Climate Change is Real, The Proof is in the Politics

Temps are rising, but data contradicts a direct cause and effect between CO2 levels and temperature increases.

Dave Emanuel | April 4, 2017

Temps are rising, but data contradicts a direct cause and effect between CO2 levels and temperature increases.

“Most big companies in the U.S. recognize that climate change is real.” So said Geoffrey M. Heal, a professor at Columbia Business School, as quoted in a recent Bloomberg Businessweek article.

Of course climate change is real. It has been for thousands, if not millions of years, long before big companies existed, let alone recognized that climate change was real.

Obviously a response to President Trump’s executive order that rescinds a number of climate-related rules instituted by the Obama administration, the Businessweek article notes that a number of large companies, ranging from Apple to Wal-Mart, will continue their individual pledges to reduce carbon emissions. Such a commitment is commendable as any move to reduce emissions, energy costs and reliance on fossil fuels will pay positive dividends. At least financially. Whether they will have a positive impact on the environment remains to be seen.

Climate change alarmists point almost exclusively to carbon dioxide (CO2) emissions from industrial operations as the root cause of climate change. In 2005 a group of industrialized nations officially implemented CO2-reduction actions as part of the Kyoto Protocols agreement. In spite of the agreement, atmospheric levels of CO2 have not only continued to increase, they have increased at faster rates than prior to the signing.

NASA Climate data specifies that in the 11 years following the signing of the agreement (2005-2016), atmospheric CO2 levels increased from 371.21 parts per million (ppm) to 405.25, an increase of 34.04 ppm. In contrast, according to National Oceanic and Atmospheric Administration data for the 11-year period preceding the Kyoto agreement (January, 1994 through December, 2005) CO2 levels increased only 21.87 ppm, from 358.24 ppm to 380.11 ppm. The rate of increase in atmospheric CO2 levels was therefore 55.65% greater after the Kyoto Protocol agreement went into effect than before.

Additional doubt about the direct relationship between global temperatures and CO2 emissions are raised by the actual data itself. CO2 levels have steadily increased since 1958, yet during that same time period, atmospheric temperatures have both increased and decreased. Such data contradicts a direct cause and effect between CO2 levels and temperature increases.

If rising atmospheric CO2 levels do in fact increase global temperatures by exacerbating the “greenhouse effect”, and if human activity is the primary cause of increased CO2 emissions, why is the industrial use of fossil fuels virtually the sole focus of the science and politics of CO2 emissions reduction?

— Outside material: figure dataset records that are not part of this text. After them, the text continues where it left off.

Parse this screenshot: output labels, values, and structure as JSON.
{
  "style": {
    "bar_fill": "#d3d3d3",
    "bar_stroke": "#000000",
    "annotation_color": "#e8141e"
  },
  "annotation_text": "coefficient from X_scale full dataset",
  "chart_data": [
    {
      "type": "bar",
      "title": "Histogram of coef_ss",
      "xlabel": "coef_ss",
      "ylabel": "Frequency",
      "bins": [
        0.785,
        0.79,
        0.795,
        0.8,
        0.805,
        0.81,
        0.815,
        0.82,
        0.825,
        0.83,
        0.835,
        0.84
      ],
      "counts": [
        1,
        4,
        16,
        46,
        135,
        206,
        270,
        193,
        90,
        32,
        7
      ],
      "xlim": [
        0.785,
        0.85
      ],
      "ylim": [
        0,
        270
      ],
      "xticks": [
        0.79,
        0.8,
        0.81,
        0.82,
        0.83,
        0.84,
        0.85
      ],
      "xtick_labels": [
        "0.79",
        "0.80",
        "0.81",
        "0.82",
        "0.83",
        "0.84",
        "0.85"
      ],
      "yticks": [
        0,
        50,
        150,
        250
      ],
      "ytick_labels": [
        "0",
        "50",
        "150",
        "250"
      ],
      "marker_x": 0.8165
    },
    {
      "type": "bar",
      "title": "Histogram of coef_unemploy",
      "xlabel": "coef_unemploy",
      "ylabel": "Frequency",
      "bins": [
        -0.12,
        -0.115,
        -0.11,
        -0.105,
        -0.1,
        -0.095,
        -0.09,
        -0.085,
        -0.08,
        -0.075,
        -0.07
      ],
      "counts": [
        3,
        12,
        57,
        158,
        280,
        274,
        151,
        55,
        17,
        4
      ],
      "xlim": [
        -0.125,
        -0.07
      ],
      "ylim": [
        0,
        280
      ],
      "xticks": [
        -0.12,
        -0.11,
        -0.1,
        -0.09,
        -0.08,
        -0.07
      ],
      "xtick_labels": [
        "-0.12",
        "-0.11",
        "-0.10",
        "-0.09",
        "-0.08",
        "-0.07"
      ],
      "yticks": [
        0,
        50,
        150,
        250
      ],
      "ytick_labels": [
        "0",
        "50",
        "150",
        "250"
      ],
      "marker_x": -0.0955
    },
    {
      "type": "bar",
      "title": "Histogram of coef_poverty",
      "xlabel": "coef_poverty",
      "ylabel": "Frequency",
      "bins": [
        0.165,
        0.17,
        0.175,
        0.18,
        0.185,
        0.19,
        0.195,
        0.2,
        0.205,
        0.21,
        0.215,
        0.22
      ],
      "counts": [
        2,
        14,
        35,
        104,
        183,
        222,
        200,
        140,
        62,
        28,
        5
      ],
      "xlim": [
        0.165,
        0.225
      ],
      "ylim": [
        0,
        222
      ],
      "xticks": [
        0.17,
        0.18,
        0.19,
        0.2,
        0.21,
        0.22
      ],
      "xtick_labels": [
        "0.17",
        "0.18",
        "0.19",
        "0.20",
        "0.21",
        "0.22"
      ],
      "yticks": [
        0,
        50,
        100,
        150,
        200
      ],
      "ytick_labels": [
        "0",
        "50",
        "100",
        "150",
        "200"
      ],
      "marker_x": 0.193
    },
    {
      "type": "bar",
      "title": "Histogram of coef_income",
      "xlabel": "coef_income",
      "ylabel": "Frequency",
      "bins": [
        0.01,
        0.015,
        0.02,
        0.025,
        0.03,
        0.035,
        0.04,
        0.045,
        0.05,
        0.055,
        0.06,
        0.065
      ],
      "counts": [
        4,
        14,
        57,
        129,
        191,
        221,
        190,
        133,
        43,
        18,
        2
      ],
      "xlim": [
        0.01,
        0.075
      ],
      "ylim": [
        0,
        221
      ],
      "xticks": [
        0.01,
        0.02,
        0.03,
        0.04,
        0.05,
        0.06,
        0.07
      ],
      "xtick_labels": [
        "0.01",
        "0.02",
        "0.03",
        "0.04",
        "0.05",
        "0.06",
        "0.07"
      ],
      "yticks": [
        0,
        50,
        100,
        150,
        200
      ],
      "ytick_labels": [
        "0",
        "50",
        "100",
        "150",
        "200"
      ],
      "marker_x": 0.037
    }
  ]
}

Referring to a Greenpeace study, Businessweek magazine in 2009 reported, “Carbon released from slash-and-burn techniques, plus the loss of forest themselves, account for some 20% of global greenhouse gas emissions, the study notes, a larger share than that from all the world’s cars, planes, ships, trains, and trucks combined.”

Yet participants in accords such as the Kyoto Protocols appear to have turned a blind eye to the fires raging in what were once pristine jungles.

Models predicting the future climate apocalypse are based on historic patterns. Yet, in its 2007 report, the Intergovernmental Panel on Climate Change (IPCC) states,

we should recognise that we are dealing with a coupled nonlinear chaotic system, and therefore that the long-term prediction of future climate states is not possible.

In spite of the IPCC conclusion that climate change is chaotic and nonlinear, governments throughout the world are proceeding as if historic CO2 levels presage a future in which the sky inevitably falls and the planet comes to a boil. All as a result of the burning of fossil fuels. Such is the consequence of politicizing climate science.